– Pero ¿por qué queréis que conozca yo a Aldo?
Otra vez sus risas, otra vez sus gestos, otra vez sus miradas. Habló Bianca.
– Porque él tiene remedios para muchas cosas. -Dijo la palabra remedios con cierto tono admirativo-. Para los dolores, para los malos recuerdos, para las horas bajas, para la soledad a solas, para la soledad en compañía…
– Para organizar fiestecitas en que todo se comparte…
– ¿Aldo es farmacéutico? -Soltaron una carcajada las dos.
– En cierta forma, sí… Es, sobre todo, alguien que debes conocer. Porque es distinto. Porque nosotras lo queremos…
– Porque es fiel y arriesgado y valiente. Porque es un hombre. Porque es un ejemplar de hoy…
– De hoy y de siempre. Hoy hay menos que nunca -completó Bianca.
– Está bien, está bien. Qué manera de divinizarlo. -«Divinizarlo porque es un hombre», pensé. «Altius, átius, fortius.» Y me estremecí.
– Y porque está deseando conocerte… En todos los sentidos. Hasta en el bíblico -concluyó Nadia.
– Pues vamos a cenar. Desde donde cenemos lo llamamos.
Eso hicimos.
No me acuerdo de lo que comimos. Nunca me acuerdo: no es lo mío. La conversación echó un velo demasiado atractivo sobre el menú. Las chicas aportaban ideas tan nuevas para mí que me atraían en todo caso, las compartiera o no. Provenían de aquellos míticos seres que tanto me hubiera enriquecido conocer: los rebelados por instinto contra una sociedad dinerada y deshumanizada. La misma, frente a la que yo, aunque por otras razones, me había rebelado también. Probablemente las dos sublevaciones eran inútiles. Pero la suya fue más vital, más individual y más gozosa; por egoísta, quizá más ejemplar. Y además mi vida personal tampoco había sido ajena a ellos… El matrimonio -me decían- era una institución que le venía de perlas a la sociedad; pero, con demasiada frecuencia, partía por el eje al individuo; éste le proporcionaba hijos y se los suministraba más o menos criados y educados, a costa de muchas satisfacciones que cada uno habría podido conseguir, solo o acompañado, para sí mismo.

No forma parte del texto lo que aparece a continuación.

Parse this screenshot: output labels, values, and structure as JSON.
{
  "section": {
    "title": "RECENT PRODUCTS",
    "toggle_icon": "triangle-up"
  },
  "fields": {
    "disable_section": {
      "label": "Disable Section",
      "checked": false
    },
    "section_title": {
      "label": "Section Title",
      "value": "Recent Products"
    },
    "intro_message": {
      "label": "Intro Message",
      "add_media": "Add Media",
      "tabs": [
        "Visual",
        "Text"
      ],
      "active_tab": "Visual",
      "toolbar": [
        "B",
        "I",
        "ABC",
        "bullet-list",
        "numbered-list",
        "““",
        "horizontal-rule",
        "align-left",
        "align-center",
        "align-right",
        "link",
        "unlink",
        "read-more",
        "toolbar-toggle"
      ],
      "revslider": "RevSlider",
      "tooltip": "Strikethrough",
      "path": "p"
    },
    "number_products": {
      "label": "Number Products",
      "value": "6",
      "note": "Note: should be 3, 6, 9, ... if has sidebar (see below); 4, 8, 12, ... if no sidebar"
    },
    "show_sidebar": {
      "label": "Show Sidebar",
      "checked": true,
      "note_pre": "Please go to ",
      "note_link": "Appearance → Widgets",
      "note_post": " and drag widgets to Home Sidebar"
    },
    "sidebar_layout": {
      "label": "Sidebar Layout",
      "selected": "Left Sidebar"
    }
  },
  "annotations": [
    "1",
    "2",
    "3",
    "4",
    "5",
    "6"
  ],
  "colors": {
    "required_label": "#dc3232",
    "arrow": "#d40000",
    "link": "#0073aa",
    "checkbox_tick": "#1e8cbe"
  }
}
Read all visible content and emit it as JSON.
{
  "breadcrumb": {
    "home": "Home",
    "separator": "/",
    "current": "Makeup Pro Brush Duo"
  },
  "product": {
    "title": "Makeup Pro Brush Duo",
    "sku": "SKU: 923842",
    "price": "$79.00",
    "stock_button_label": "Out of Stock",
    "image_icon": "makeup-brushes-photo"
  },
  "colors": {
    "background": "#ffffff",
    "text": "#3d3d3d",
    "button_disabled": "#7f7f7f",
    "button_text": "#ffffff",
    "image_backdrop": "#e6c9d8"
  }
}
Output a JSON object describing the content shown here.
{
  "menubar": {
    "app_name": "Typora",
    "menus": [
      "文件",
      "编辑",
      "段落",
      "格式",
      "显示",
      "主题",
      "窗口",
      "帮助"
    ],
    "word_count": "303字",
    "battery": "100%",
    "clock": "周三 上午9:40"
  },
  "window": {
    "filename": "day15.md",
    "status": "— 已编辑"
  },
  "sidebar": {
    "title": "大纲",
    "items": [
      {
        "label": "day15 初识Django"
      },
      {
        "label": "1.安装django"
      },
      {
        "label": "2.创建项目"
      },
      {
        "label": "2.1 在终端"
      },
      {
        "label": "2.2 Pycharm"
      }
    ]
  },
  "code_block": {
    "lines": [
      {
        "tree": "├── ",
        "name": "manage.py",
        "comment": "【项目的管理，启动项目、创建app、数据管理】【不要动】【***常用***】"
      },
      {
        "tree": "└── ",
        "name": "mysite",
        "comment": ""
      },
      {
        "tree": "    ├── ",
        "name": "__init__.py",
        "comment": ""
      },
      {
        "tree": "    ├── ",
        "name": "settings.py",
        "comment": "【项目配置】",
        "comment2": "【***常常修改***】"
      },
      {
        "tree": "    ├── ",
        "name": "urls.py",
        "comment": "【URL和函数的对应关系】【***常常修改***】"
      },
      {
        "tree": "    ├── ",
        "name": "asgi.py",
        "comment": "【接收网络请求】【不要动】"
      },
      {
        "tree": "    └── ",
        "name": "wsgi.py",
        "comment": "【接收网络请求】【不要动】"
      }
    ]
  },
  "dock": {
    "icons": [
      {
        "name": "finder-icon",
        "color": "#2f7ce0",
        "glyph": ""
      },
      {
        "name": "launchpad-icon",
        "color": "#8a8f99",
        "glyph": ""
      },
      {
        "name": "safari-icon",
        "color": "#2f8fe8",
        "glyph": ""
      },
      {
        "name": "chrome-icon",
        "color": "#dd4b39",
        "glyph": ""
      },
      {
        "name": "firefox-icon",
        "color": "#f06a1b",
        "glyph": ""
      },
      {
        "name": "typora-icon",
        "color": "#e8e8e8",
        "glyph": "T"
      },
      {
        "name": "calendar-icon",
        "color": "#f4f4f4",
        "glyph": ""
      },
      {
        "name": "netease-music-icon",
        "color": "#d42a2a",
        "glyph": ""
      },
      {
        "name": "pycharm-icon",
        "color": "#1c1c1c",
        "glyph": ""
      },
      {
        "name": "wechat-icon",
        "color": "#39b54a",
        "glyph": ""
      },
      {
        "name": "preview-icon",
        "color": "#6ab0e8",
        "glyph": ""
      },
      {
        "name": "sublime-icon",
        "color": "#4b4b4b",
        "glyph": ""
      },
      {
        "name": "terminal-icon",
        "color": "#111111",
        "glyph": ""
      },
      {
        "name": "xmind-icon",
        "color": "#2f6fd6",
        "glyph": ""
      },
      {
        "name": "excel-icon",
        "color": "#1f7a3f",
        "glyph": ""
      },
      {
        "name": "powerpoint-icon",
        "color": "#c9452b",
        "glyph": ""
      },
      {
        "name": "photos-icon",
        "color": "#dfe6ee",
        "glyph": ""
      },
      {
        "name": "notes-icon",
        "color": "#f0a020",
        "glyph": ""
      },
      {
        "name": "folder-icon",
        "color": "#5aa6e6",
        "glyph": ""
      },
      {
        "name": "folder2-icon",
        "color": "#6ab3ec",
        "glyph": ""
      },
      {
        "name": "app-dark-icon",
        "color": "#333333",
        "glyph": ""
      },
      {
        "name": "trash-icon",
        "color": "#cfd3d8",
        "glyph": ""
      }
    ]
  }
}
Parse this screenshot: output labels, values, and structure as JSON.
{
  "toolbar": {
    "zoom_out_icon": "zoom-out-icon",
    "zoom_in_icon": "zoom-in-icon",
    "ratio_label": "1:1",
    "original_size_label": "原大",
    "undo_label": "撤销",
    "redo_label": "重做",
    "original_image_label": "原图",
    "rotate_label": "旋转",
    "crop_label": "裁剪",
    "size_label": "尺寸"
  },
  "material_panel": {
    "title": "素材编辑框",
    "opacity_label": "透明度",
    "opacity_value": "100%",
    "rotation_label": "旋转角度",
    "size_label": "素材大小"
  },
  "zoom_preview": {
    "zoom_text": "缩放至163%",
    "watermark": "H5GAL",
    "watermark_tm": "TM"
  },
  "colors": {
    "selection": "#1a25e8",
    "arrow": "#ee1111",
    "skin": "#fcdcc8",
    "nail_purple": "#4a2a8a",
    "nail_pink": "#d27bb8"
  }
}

– Los matrimonios o las parejas muy duraderas son un riesgo. Tú lo sabrás mejor que nosotras.
– ¿Un riesgo? Peor, un chantaje. -Bianca era drástica. Yo, interiormente, me sonreí con un desencantado escepticismo: en mi caso había sido mucho más-. Separan las peleas, las preocupaciones, los engaños y los desengaños, los gritos y los reproches. Y la necesidad de copular, tan inmediata y fisiológica, se dificulta tanto…
– Yo he oído decir -comentó Nadia llevándose a los labios la servilleta- que, a veces, si no se tienen demasiadas aspiraciones, funciona más o menos bien; incluso el acoplamiento llega a ser bueno.
– Pero la costumbre, en los actos de amor, no sirve más que para adocenarlos -dije yo-. Aunque parezca una comodidad tenerlo todo tan a mano.
Nadia sonreía al oírme. Y yo pensaba cuánto me había equivocado en la idea de considerar frívolas y superficiales a las dos amigas. No sé cuál de las dos agregó:
– La comodidad, la convivencia y el sentido de la propiedad en las cosas del sexo es un peligro grave.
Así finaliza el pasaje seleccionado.